Die griechische Regierung erweiterte die obligatorische Verwendung von Masken für alle Einzelhandelsgeschäfte. Im Rahmen der Maßnahmen zur Verhinderung von Coronavirus-Infektionen gehören zu den Orten, an denen Masken jetzt offiziell vorgeschrieben sind: Supermärkte, Apotheken, Büros im privaten und öffentlichen Sektor und auch Aufzüge. Des Weiteren umfasst die Verordnung Großhandelsgeschäfte, die Industriegüter wie Farben, Metallprodukte, Holzprodukte, Gartendekorationen, … verkaufen. Eine Ausnahme von den Regelungen bilden Friseursalons und Schönheitszentren, diese jedoch nur bei Gesichtsbehandlungen. Bei Nichtbeachtung der neuen Vorgaben wird eine Gebühr von 150 Euro erhoben, die sowohl für Ladenbesitzer als auch für Kunden gilt.

Die Entscheidung bis zum 31. August. Der zuständige Minister sagte, dass sowohl Staatsbedienstete als auch Personen des öffentlichen Lebens Masken tragen müssten. Er fügte hinzu, dass öffentliche Dienste schutzbedürftige Mitarbeiter absichern sollten, indem sie ihnen Backoffice-Aufgaben übertragen.

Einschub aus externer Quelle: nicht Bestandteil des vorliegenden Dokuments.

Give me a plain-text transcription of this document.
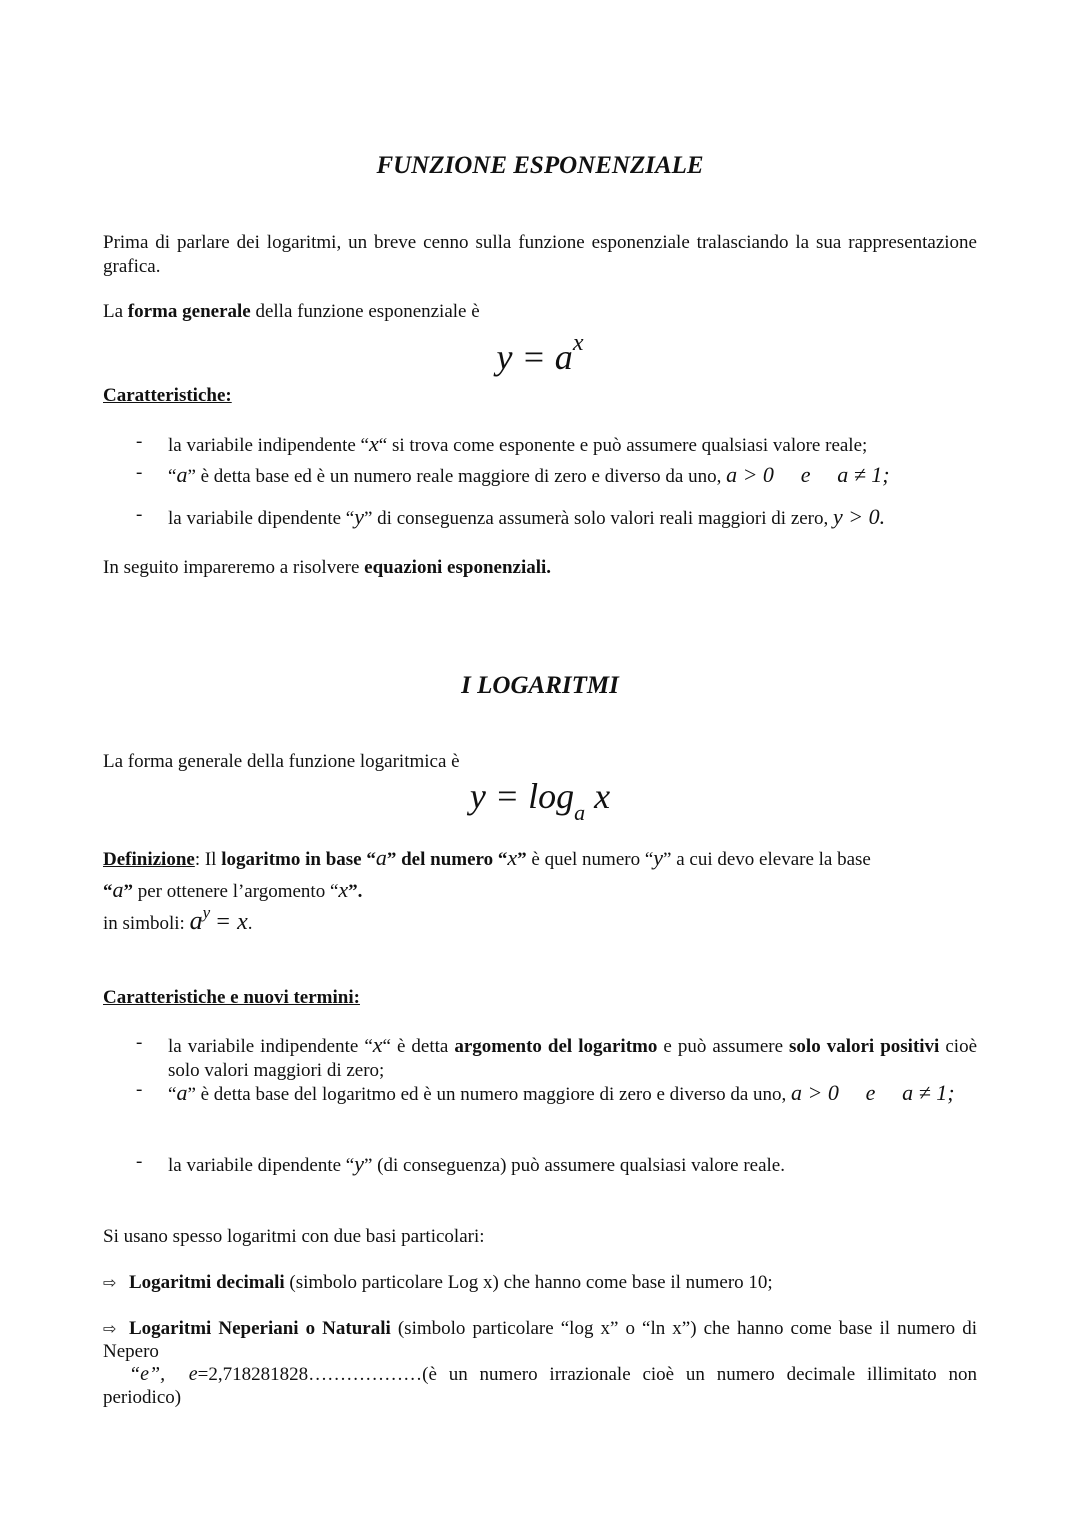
FUNZIONE ESPONENZIALE
Prima di parlare dei logaritmi, un breve cenno sulla funzione esponenziale tralasciando la sua rappresentazione grafica.
La forma generale della funzione esponenziale è
$y = a^x$
Caratteristiche:
- la variabile indipendente “x“ si trova come esponente e può assumere qualsiasi valore reale;
- “a” è detta base ed è un numero reale maggiore di zero e diverso da uno, a > 0 e a ≠ 1;
- la variabile dipendente “y” di conseguenza assumerà solo valori reali maggiori di zero, y > 0.
In seguito impareremo a risolvere equazioni esponenziali.
I LOGARITMI
La forma generale della funzione logaritmica è
$y = \log_a x$
Definizione: Il logaritmo in base “a” del numero “x” è quel numero “y” a cui devo elevare la base
“a” per ottenere l’argomento “x”.
in simboli: $a^y = x$.
Caratteristiche e nuovi termini:
- la variabile indipendente “x“ è detta argomento del logaritmo e può assumere solo valori positivi cioè solo valori maggiori di zero;
- “a” è detta base del logaritmo ed è un numero maggiore di zero e diverso da uno, a > 0 e a ≠ 1;
- la variabile dipendente “y” (di conseguenza) può assumere qualsiasi valore reale.
Si usano spesso logaritmi con due basi particolari:
⇨ Logaritmi decimali (simbolo particolare Log x) che hanno come base il numero 10;
⇨ Logaritmi Neperiani o Naturali (simbolo particolare “log x” o “ln x”) che hanno come base il numero di Nepero
“e”, e=2,718281828………………(è un numero irrazionale cioè un numero decimale illimitato non periodico)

Organisation der Maskenherstellung

Während die neuen Bestimmungen Einzug in das kretische Leben hielten, trafen sich die Minister für Entwicklung und Investitionen Adonis Georgiadis und Generalsekretär Panagiotis Staboulidis mit Giorgos Christidis, dem Präsidenten des Textilunternehmens FiberTex. Gemeinsam erörterten sie die Herstellung von Masken in Griechenland. FiberTex plant eine neue Investition in Korinth mit einer Produktionskapazität von 10 Millionen Masken pro Monat. Das Ministerium registriert weiterhin den Bestand an Medizin- und Gesundheitsartikeln auf seiner Online-Plattform und betreibt auch die Website e-katanalotis . Hier können Verbraucher die Preise von Waren vergleichen.